Harmonised asylum policies in the European Union? The role of street-level bureaucrats in the implementation of the Common European Asylum System
This thesis approaches the topic of asylum policy harmonisation from a legal and public administration perspective. As such, an understanding of the effect that country-specific contexts have on the establishment of a comprehensive asylum policy in the European Union is constructed. Through the observation of how harmonisation of asylum legislation manifests itself in practical implementation guidelines, the research makes a claim about the influence that street-level bureaucrats may have on the output of a policy that starts at the EU level, but that must pass through the filters of multilevel governance.
For such an evaluation to be made, European directives of the CEAS are analysed in terms of the ambiguity – and discretion – present within them, and these ambiguities are then tracked in legislative transposition at the national level in Romania and the Netherlands. Through deconstructing the legal basis upon which street-level bureaucrats must act, an image of the individual worker’s discretionary space emerges. Finally, following an analysis of the data covered, a comparison is made. Using the administrative legacies of the two countries as an analytical lens, this thesis sheds light on the ways institutional differences between Eastern and Western Member States of the EU need to be accounted for in any research dealing with EU policy implementation.

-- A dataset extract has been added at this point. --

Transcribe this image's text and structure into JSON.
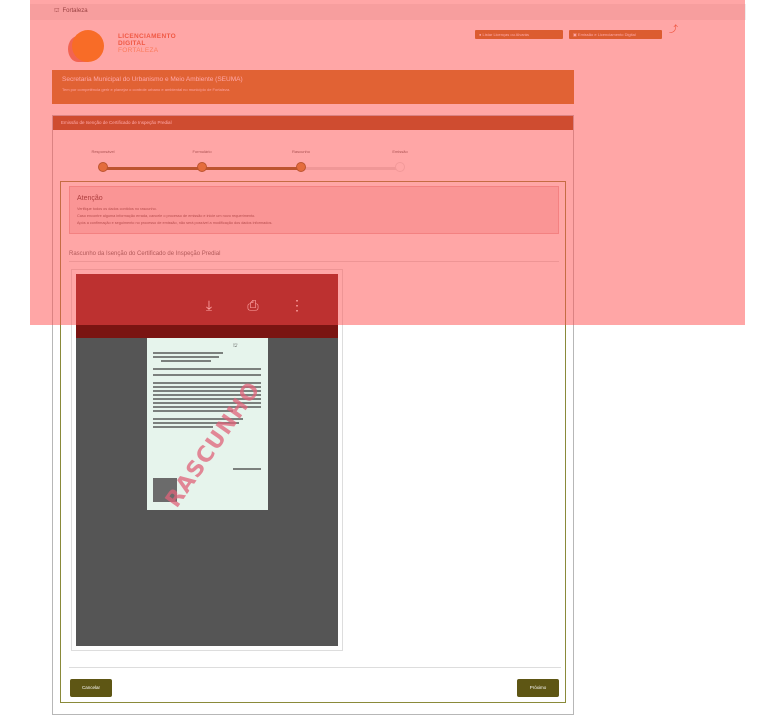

This thesis attempts to bridge some of the gap that exists between research on the management of asylum applications and the real-world context in which these decisions take place. The results show that the opportunity that street-level bureaucrats have to influence the implementation of asylum policy is more dependent on national administrative structures than on the specific legislative measures at the EU. The ‘capacity for judgement’ given to Romanian bureaucrats, or the co-creation of norms in which Dutch public officials partake are signs that the opportunities to influence policy lie beyond straightforward discretionary clauses found in legislation. Lastly, while this work has set out to attempt to find instances of bureaucrats influencing the output of asylum policies, it has managed instead to find where such opportunities lie, but not exactly if and how advantage is taken of these opportunities.